Clearing Account Reconciliation Frequency
How Often Should You Reconcile Clearing (or Balance) Accounts
A clearing account (also called a balance account) is a temporary account used to hold transactions until they are transferred to the correct accounts. For example, you might use a Shopify balance account to track pending deposits until the funds hit your bank.
To ensure the accuracy of your financial records, it is important to reconcile your clearing accounts on a regular basis. Learn more about the benefits and recommended frequency of account reconciliation here.
Recommended Frequency
The frequency of reconciliation depends on the volume of transactions processed through clearing accounts. It's generally recommended to reconcile clearing or balance accounts at least monthly. However, for high transaction volumes, weekly or even daily reconciliations may be necessary.

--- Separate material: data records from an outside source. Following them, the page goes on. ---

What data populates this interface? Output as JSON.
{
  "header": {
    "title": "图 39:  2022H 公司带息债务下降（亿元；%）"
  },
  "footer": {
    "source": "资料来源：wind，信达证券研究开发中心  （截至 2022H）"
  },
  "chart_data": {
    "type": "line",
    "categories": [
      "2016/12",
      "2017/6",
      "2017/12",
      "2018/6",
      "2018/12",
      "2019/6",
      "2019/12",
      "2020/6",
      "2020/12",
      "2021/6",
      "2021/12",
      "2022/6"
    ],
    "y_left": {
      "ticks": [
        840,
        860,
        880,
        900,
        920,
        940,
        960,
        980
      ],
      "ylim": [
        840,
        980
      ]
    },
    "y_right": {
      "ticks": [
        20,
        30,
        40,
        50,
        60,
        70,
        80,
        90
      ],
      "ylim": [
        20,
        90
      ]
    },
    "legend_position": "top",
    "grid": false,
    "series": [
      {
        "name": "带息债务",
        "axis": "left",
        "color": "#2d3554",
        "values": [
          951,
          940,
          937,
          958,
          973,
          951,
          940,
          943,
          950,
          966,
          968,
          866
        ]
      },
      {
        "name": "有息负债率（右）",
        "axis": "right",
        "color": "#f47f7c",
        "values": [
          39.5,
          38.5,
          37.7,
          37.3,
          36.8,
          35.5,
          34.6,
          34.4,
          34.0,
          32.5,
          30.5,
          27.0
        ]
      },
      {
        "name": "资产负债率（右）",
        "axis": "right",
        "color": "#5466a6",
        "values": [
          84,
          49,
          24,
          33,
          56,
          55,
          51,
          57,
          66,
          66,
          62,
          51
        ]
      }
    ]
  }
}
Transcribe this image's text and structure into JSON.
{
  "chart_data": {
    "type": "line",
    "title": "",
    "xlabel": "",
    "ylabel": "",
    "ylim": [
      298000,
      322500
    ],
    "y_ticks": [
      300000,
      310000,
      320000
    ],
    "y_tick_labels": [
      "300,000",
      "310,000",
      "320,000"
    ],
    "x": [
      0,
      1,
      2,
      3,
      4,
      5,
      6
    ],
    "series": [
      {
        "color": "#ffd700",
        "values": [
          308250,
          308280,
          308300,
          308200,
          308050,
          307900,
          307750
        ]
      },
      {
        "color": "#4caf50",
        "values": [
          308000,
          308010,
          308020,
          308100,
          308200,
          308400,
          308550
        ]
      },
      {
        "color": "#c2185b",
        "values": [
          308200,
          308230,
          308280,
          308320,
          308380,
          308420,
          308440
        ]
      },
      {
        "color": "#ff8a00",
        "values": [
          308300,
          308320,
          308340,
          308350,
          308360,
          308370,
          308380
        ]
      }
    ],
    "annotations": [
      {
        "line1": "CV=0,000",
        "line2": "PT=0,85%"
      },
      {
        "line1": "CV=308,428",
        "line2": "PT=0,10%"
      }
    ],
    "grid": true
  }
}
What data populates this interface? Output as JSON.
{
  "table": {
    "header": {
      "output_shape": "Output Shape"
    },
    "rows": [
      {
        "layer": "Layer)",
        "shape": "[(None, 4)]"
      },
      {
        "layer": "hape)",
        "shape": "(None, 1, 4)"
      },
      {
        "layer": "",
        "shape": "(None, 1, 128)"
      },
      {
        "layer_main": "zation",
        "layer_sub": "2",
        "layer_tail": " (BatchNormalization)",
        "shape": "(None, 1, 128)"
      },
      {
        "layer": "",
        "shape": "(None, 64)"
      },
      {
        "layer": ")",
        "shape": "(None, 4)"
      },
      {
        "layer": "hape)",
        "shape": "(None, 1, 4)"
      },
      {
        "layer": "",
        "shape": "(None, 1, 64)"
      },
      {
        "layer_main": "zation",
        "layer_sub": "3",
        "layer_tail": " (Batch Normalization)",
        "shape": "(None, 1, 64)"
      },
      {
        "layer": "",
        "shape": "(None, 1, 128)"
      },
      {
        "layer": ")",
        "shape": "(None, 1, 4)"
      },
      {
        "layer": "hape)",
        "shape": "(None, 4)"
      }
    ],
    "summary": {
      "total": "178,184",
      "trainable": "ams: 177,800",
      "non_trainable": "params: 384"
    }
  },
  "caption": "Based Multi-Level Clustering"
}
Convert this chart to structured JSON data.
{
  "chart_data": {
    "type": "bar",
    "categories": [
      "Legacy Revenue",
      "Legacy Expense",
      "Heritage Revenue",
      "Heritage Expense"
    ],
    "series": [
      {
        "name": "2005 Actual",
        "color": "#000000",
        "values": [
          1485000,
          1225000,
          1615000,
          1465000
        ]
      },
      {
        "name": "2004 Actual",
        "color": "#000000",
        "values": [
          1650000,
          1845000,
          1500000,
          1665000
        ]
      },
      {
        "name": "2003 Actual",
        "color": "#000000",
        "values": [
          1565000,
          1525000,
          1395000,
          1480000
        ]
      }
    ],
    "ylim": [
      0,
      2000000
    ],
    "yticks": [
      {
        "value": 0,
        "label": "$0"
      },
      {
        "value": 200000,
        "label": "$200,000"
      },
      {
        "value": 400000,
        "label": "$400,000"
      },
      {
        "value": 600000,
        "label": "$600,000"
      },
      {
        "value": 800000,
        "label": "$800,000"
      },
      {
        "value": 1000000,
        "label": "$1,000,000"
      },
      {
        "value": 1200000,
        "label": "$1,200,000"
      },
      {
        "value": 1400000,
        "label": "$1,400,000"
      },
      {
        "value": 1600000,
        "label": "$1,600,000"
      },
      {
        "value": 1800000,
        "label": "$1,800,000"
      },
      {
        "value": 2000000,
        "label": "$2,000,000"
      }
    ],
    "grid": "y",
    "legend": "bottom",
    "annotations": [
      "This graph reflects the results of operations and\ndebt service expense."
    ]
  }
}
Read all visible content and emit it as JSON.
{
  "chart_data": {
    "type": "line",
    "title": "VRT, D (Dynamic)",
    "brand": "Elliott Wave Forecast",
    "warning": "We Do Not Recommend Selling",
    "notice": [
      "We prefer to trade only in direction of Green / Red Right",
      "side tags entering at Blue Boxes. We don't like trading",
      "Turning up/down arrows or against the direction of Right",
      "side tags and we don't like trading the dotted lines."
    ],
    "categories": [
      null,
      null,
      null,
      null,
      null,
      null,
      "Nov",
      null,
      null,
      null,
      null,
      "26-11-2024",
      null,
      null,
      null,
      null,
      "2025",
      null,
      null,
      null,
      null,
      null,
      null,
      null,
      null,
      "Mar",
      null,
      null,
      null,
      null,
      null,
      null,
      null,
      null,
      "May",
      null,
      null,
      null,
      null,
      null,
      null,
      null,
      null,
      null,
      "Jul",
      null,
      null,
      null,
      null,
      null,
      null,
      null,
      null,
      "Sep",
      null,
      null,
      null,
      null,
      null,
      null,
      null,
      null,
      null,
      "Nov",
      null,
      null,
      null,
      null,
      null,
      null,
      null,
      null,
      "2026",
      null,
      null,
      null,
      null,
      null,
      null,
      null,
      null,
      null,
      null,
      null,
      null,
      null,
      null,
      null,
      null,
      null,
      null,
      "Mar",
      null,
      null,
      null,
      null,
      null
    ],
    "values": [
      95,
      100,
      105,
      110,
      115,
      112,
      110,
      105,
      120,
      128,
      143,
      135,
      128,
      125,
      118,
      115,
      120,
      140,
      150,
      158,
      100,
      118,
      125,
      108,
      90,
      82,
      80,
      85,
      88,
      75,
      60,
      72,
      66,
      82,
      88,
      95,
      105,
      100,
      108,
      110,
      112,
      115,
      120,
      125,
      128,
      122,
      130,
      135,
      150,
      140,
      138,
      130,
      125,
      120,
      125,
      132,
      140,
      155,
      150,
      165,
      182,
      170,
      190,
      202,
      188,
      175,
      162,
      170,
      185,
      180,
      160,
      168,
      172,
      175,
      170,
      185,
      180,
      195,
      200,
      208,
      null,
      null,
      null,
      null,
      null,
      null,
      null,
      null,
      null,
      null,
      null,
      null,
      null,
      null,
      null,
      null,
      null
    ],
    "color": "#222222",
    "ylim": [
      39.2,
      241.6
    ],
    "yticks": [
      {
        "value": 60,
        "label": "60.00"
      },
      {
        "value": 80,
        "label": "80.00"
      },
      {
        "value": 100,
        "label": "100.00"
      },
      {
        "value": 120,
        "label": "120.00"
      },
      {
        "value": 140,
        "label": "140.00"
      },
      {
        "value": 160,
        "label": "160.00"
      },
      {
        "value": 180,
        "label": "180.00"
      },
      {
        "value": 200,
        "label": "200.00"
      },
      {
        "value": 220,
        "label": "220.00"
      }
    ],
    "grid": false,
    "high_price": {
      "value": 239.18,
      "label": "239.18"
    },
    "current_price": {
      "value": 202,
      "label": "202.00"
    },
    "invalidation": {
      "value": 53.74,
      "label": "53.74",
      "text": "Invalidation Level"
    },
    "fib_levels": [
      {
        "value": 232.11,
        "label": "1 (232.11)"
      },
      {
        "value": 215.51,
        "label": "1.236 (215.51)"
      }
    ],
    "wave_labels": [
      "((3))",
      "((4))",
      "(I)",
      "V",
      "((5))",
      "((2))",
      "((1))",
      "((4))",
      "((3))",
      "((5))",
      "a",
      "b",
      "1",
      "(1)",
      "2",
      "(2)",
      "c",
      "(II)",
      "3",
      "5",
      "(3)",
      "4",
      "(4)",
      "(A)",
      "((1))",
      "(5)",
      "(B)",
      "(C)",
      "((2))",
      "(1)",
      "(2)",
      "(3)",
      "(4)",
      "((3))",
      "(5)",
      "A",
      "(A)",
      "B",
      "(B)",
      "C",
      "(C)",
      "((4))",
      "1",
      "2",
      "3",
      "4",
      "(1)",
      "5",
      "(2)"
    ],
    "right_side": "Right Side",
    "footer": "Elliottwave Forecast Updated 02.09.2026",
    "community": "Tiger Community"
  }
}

Regularly reconciling clearing accounts helps identify errors and discrepancies, such as missing or duplicate transactions. Addressing these issues promptly improves the accuracy of financial reports, enabling better-informed decisions based on your company's financial data.
Reconciliation Formula
When reconciling monthly (or for whatever period you choose), you can use this formula:
Opening balance
(+) Increases from funds coming in or completed sales
(-) Deductions from refunds or fees
(-) Transfers out (e.g. to your bank account)
(=) Ending Balance
The calculated ending balance should match what the source system (Stripe, Shopify, etc.) reports at the end of the period.
What can go wrong if clearing accounts are not reconciled at least monthly:
If you do not reconcile your clearing accounts at least monthly in your accounting system, several issues may arise:
Inaccurate Financial Statements
Clearing accounts temporarily hold transactions for allocation. Irregular reconciliation leads to unnoticed errors and discrepancies, resulting in inaccurate financial statements.
Missed Transactions
Without regular reconciliation, improperly allocated transactions may be missed, leading to incomplete records and errors in tax reporting.
Fraud and Theft
Lack of regular reconciliation makes detecting fraudulent transactions difficult, increasing the risk of fund manipulation or theft.
Compliance Issues
Inaccurate financial records can violate regulatory standards, risking penalties or legal action.
Time-consuming Investigations
Irregular reconciliation complicates identifying and fixing errors, wasting valuable business time and causing unnecessary stress.
Regularly reconciling your clearing or balance accounts is essential for maintaining accurate financial records, detecting fraud and errors, and ensuring compliance with regulatory standards.